Rz. 1
Die Nachfolgeplanung einer freiberuflichen Praxis bzw. Kanzlei stellt den Berater vor nicht unerhebliche Aufgaben und fachliche Herausforderungen. Anders als bei "gewöhnlichen" Personen- und Kapitalgesellschaften sind bei freiberuflichen Praxen eine Vielzahl von berufsspezifischen Regelungen zu beachten. In den meisten Fällen wird die Fortführung bzw. die Übernahme der Praxis nur durch Berufsträger möglich sein. Darüber hinaus spielt das Zeitmoment eine entscheidende Rolle, wenn die Nachfolgeplanung gelingen soll. Sowohl die richtige Auswahl des Zeitpunkts als auch die richtige Auswahl der Personen stehen gleichwertig neben den eigentlichen juristisch zu treffenden Maßnahmen in der Nachfolgeplanung des Beraters. Anders als große Kapitalgesellschaften lebt die freiberufliche Praxis von Köpfen, welche im Dienstleistungsmarkt wahrgenommen werden.
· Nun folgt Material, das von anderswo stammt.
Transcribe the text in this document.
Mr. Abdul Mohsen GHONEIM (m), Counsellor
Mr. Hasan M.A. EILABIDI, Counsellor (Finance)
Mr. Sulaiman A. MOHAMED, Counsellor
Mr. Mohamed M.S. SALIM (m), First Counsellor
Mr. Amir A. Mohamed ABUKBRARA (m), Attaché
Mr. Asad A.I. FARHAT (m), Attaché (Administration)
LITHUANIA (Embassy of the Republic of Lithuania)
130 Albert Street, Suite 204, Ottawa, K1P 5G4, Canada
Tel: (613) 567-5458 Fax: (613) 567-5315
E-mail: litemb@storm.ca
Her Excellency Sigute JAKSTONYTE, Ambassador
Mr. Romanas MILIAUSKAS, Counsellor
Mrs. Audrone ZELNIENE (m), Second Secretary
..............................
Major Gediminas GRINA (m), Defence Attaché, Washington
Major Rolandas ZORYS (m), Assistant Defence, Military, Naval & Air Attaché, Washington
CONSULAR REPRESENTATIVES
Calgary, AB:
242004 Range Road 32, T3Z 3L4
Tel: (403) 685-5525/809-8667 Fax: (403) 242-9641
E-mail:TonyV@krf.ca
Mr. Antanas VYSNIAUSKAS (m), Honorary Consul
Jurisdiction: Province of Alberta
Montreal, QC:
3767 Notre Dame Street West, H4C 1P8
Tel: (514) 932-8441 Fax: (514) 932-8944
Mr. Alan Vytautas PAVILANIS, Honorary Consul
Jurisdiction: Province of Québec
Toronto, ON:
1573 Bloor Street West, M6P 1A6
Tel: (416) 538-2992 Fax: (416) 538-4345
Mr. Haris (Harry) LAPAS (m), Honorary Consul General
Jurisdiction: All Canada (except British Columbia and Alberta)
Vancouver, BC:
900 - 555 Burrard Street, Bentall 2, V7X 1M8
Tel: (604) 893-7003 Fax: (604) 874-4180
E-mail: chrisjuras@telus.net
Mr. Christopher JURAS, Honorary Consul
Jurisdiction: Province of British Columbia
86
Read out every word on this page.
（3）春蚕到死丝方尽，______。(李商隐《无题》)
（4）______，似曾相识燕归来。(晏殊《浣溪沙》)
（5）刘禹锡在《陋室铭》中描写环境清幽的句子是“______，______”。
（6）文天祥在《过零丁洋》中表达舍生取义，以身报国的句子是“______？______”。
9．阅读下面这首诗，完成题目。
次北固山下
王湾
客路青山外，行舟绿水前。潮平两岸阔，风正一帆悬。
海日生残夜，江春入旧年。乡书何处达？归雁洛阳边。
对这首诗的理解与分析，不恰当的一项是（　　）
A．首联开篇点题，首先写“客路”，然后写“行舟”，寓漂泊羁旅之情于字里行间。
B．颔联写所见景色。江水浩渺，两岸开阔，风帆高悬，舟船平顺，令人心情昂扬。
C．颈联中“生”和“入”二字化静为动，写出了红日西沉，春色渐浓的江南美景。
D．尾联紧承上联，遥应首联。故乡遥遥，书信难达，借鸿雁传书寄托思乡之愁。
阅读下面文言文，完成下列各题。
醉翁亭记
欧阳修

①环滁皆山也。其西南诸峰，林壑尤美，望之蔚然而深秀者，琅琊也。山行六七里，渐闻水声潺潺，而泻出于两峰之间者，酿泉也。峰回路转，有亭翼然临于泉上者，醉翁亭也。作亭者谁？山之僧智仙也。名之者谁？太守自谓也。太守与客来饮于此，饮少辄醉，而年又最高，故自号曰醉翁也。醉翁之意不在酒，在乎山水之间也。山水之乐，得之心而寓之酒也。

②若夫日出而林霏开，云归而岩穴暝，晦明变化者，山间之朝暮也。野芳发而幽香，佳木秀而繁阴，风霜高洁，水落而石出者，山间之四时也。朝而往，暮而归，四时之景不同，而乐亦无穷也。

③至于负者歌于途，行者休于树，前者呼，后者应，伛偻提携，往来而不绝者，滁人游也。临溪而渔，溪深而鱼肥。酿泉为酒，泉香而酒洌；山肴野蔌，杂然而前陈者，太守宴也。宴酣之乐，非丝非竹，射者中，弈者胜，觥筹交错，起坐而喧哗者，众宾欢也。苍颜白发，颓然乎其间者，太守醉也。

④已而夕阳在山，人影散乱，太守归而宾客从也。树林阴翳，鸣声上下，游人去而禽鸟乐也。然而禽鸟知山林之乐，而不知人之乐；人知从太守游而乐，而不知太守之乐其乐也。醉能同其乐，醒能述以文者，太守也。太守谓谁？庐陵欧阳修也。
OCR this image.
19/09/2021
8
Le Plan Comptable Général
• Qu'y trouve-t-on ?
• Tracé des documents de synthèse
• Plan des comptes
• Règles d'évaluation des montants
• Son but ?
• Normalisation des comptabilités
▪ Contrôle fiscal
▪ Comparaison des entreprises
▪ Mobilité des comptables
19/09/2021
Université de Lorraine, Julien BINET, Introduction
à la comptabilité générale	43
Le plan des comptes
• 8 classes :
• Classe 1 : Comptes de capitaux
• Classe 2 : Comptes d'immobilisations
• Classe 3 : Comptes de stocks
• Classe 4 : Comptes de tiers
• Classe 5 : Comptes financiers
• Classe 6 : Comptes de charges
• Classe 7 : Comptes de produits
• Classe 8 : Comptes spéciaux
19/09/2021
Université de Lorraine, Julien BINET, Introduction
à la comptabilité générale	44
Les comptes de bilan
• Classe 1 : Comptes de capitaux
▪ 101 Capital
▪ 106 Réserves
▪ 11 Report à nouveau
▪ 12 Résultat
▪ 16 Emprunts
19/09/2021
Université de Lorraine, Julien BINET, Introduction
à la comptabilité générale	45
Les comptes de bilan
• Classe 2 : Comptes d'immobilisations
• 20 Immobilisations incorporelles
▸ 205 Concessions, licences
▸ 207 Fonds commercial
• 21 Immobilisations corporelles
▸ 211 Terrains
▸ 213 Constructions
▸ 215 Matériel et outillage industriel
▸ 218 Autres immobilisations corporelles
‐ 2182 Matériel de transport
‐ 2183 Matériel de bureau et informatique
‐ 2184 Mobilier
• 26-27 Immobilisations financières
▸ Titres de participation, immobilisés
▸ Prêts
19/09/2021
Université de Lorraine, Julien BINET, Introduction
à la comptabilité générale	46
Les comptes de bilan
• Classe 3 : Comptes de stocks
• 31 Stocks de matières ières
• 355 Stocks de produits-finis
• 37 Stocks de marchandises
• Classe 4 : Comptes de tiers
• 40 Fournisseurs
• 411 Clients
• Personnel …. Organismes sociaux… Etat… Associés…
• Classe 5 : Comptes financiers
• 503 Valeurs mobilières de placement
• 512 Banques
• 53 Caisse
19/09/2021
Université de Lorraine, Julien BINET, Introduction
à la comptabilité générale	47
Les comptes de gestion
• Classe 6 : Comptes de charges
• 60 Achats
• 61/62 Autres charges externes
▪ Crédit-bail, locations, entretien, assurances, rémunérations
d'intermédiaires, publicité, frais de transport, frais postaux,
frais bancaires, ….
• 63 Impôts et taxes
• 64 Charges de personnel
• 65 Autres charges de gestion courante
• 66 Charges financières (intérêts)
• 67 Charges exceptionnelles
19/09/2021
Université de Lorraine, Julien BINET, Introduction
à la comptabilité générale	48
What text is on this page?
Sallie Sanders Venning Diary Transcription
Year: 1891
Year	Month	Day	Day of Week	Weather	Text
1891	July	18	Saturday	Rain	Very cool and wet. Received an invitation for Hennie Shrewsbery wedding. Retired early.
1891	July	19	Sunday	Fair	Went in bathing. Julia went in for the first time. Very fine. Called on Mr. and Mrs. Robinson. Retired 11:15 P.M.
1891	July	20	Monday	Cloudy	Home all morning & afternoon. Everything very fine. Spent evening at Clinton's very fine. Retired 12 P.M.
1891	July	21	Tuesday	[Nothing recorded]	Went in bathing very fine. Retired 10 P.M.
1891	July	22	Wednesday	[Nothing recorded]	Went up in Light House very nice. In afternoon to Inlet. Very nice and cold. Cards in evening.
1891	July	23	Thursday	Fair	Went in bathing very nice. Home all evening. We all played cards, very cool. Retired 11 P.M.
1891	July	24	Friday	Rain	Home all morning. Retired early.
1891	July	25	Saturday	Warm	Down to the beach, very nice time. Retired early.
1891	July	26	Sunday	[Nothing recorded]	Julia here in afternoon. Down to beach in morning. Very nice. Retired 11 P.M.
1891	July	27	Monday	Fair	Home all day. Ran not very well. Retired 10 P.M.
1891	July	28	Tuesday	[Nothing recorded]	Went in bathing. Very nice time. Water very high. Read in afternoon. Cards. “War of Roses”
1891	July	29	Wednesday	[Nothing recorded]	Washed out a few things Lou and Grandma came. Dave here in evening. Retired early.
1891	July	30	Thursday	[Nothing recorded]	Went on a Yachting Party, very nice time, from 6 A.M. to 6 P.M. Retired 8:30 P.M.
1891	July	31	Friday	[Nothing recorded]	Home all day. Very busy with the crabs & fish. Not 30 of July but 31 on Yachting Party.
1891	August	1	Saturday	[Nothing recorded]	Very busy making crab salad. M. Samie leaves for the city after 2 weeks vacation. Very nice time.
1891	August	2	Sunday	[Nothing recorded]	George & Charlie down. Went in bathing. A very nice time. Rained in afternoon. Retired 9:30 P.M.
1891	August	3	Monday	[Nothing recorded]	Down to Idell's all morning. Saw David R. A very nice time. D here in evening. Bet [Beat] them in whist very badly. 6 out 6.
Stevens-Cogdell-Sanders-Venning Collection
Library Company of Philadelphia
Ein Patient, welcher über 24 Jahre seinem Hausarzt das Vertrauen geschenkt hat, wird nicht ohne Weiteres diesen Vertrauensbonus auf seinen Nachfolger übertragen. In der Regel altern die Patienten und Mandanten mit ihrem Hausarzt und Anwalt. Ein 78 Jahre alter Patient beispielsweise wird große Probleme haben, sich einem frisch gekürten Facharzt für Allgemeinmedizin im Alter von 38 Jahren anzuvertrauen. Gleiches gilt für Steuerberater, Rechtsanwälte etc. Der Berater, der mit der Nachfolgeplanung einer freiberuflichen Praxis bzw. Kanzlei befasst ist, tut also gut daran, diesen Aspekt gleichrangig mit seiner eigenen juristischen Ausarbeitung die Nachfolgeplanung betreffend mit einzubeziehen.
Rz. 2
Wäre diese Aufgabe nicht bereits anspruchsvoll genug für den Berater einer Nachfolgeplanung, so tritt seit kurzem noch ein weiteres Problemfeld hinzu. Seit Einführung der Europäischen Erbrechtsverordnung, kurz EuErbVO, muss im Rahmen der Nachfolgeplanung nämlich zusätzlich noch genau darauf geachtet werden, ob der Übergeber einer freiberuflichen Praxis nicht einen Wegzug ins Ausland plant. Dies kann möglicherweise Auswirkungen auf das Erbstatut und damit auf die gesamte Nachfolgeplanung haben. Das sture Abstellen auf die Staatsangehörigkeit des Erblassers gehört der Vergangenheit an. Vielmehr muss der Berater einer Nachfolgeplanung seine gewählten Gestaltungsinstrumentarien nunmehr auch an die Regularien der EuErbVO anpassen; gegebenenfalls sogar ausländisches Erbrecht beachten, oder dafür Sorge tragen, dass dieses nicht zur Anwendung gelangt.
Rz. 3
Will der Berater erfolgreich bei der Nachfolge einer freiberuflichen Praxis mitwirken, so muss er sich zunächst mit den berufsspezifischen Regelungen der einzelnen Berufsgruppen auseinanderzusetzen. Zulassungsbeschränkungen, Erforderlichkeit einer Kassenarztzulassung etc. müssen in die Nachfolgeberatung mit einfließen.